I didn’t say anything. It’s possible that someday I’ll regret the moments I didn’t say anything, when I knew someone was experiencing pain, and all I could worry about was whether I was being weird.

On Physique Shows and Double Standards

I would like to compete in a physique show. Not because I have something to prove to the world, but because I operate more effectively and joyfully in my daily life with a concrete goal. The work keeps me focused, my head down.

I also just want to see: could I do it? Could I maintain a strict level of discipline for 12 weeks straight, no slips? Could I learn how to function with compromised energy while still performing at work, at home, in the gym? Am I capable? That’s what I want to know.

I won’t do it, though. Here’s why. In male physique shows, men get on stage in plain black Speedos and spray tans. They pose, they’re done. That’s it. In female physique shows, women don spray tans, bejeweled bikinis, loads of makeup, hair extensions, and perhaps the worst of it, clear acrylic high heels. They parade around stage in a set “routine.” They’re encouraged to exhibit “sass” and “attitude” for the judges.

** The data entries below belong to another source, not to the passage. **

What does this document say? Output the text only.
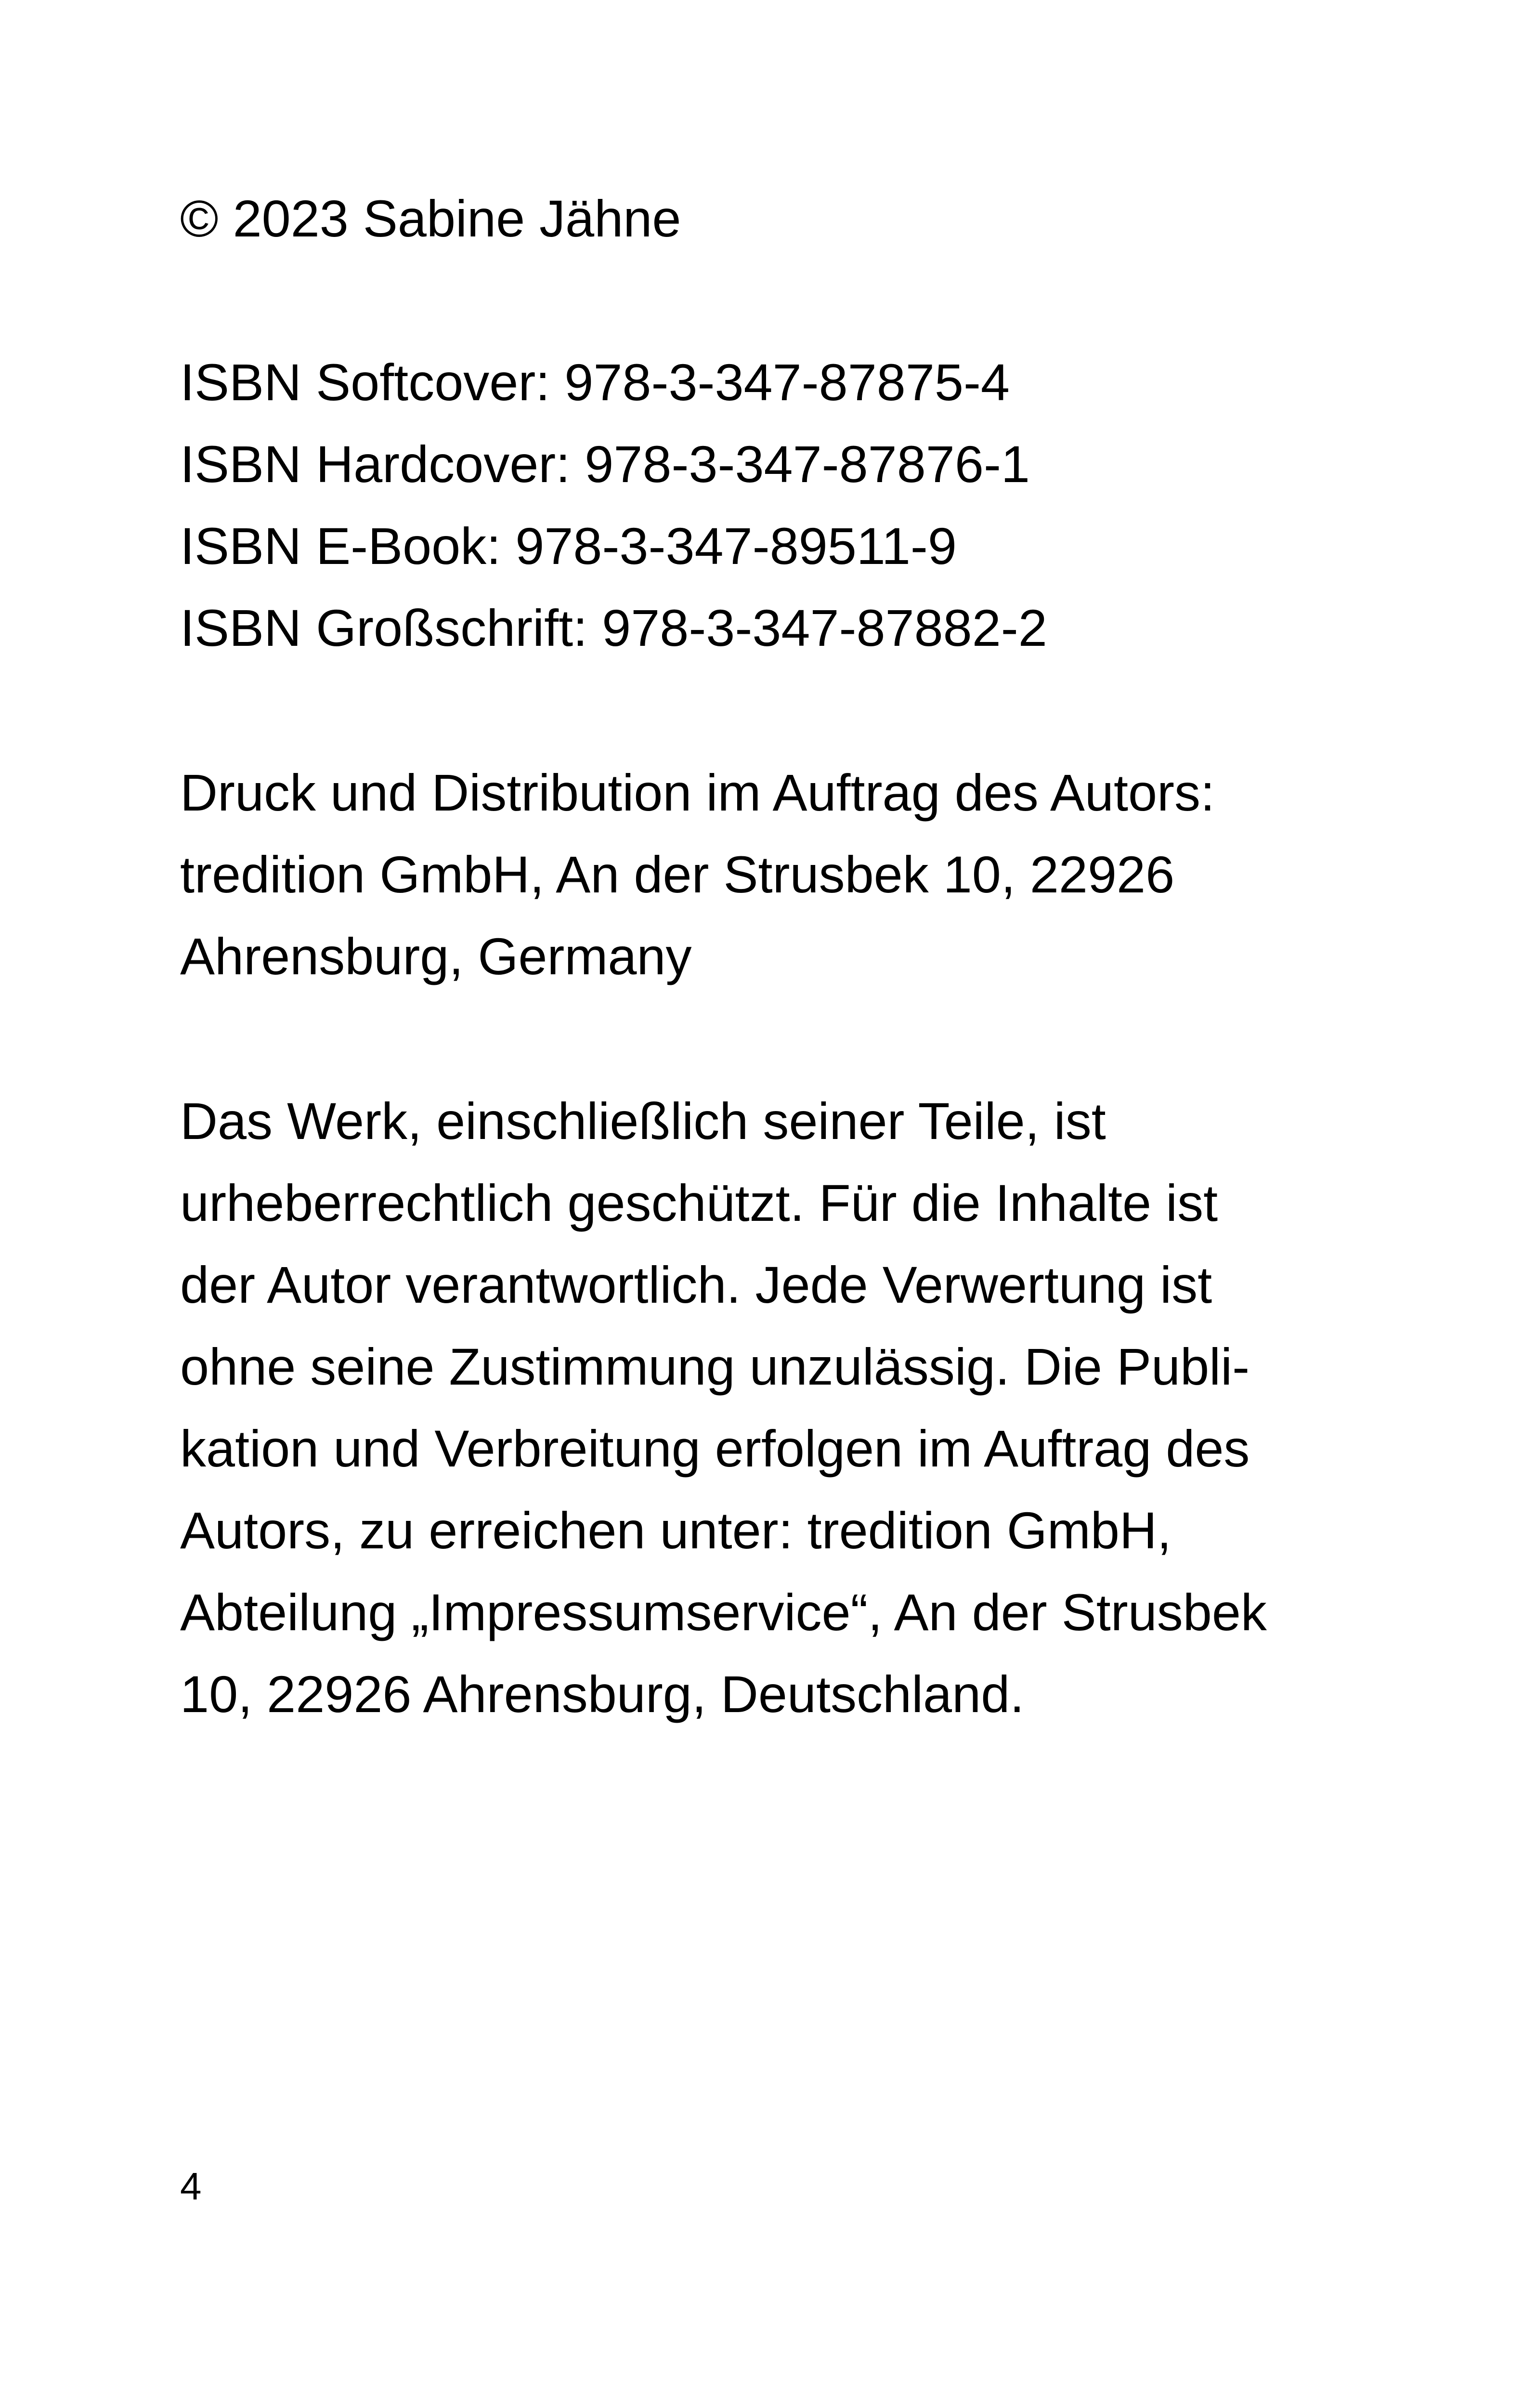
© 2023 Sabine Jähne

ISBN Softcover: 978-3-347-87875-4

ISBN Hardcover: 978-3-347-87876-1

ISBN E-Book: 978-3-347-89511-9

ISBN Großschrift: 978-3-347-87882-2

Druck und Distribution im Auftrag des Autors:

tredition GmbH, An der Strusbek 10, 22926

Ahrensburg, Germany

Das Werk, einschließlich seiner Teile, ist

urheberrechtlich geschützt. Für die Inhalte ist

der Autor verantwortlich. Jede Verwertung ist

ohne seine Zustimmung unzulässig. Die Publi-

kation und Verbreitung erfolgen im Auftrag des

Autors, zu erreichen unter: tredition GmbH,

Abteilung „Impressumservice“, An der Strusbek

10, 22926 Ahrensburg, Deutschland.

4
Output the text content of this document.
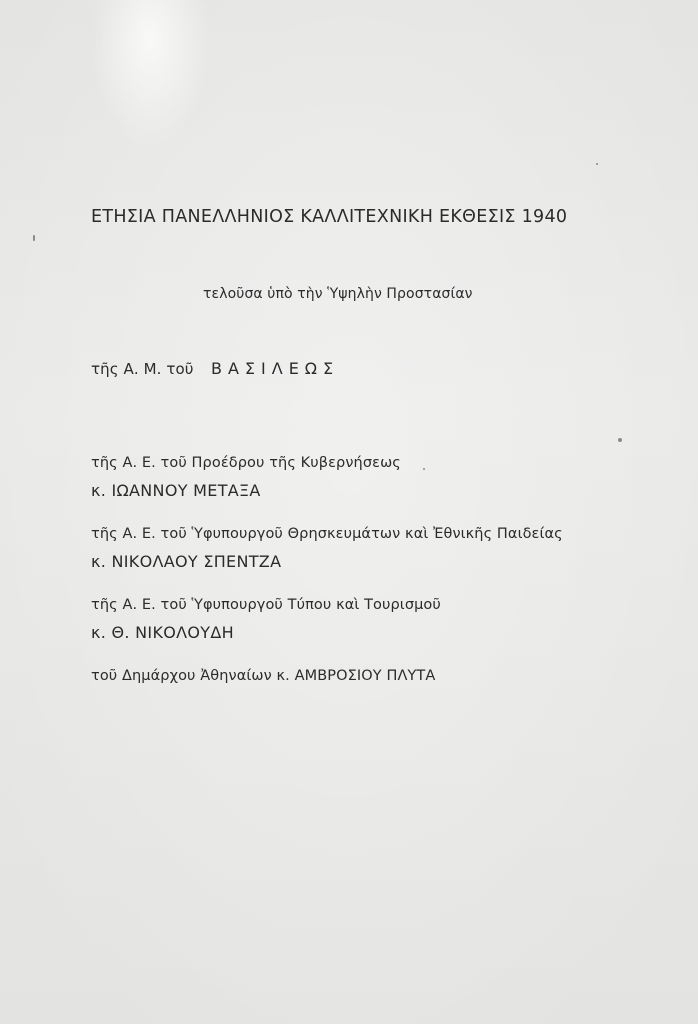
ΕΤΗΣΙΑ ΠΑΝΕΛΛΗΝΙΟΣ ΚΑΛΛΙΤΕΧΝΙΚΗ ΕΚΘΕΣΙΣ 1940
τελοῦσα ὑπὸ τὴν Ὑψηλὴν Προστασίαν
τῆς Α. Μ. τοῦ ΒΑΣΙΛΕΩΣ
τῆς Α. Ε. τοῦ Προέδρου τῆς Κυβερνήσεως
κ. ΙΩΑΝΝΟΥ ΜΕΤΑΞΑ
τῆς Α. Ε. τοῦ Ὑφυπουργοῦ Θρησκευμάτων καὶ Ἐθνικῆς Παιδείας
κ. ΝΙΚΟΛΑΟΥ ΣΠΕΝΤΖΑ
τῆς Α. Ε. τοῦ Ὑφυπουργοῦ Τύπου καὶ Τουρισμοῦ
κ. Θ. ΝΙΚΟΛΟΥΔΗ
τοῦ Δημάρχου Ἀθηναίων κ. ΑΜΒΡΟΣΙΟΥ ΠΛΥΤΑ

Hair flips, winks and other gestures of showmanship.

Why? Why do women’s shows devolve into a collegiate-grade beauty pageant? Why can’t I get on stage in a plain black bikini, barefoot? Why all the makeup? Why the fake hair? For the record, I’m fine with a spray tan because it serves a purpose, to play up muscle definition. But everything else—why? Why can’t I just be me, regular ol’ me?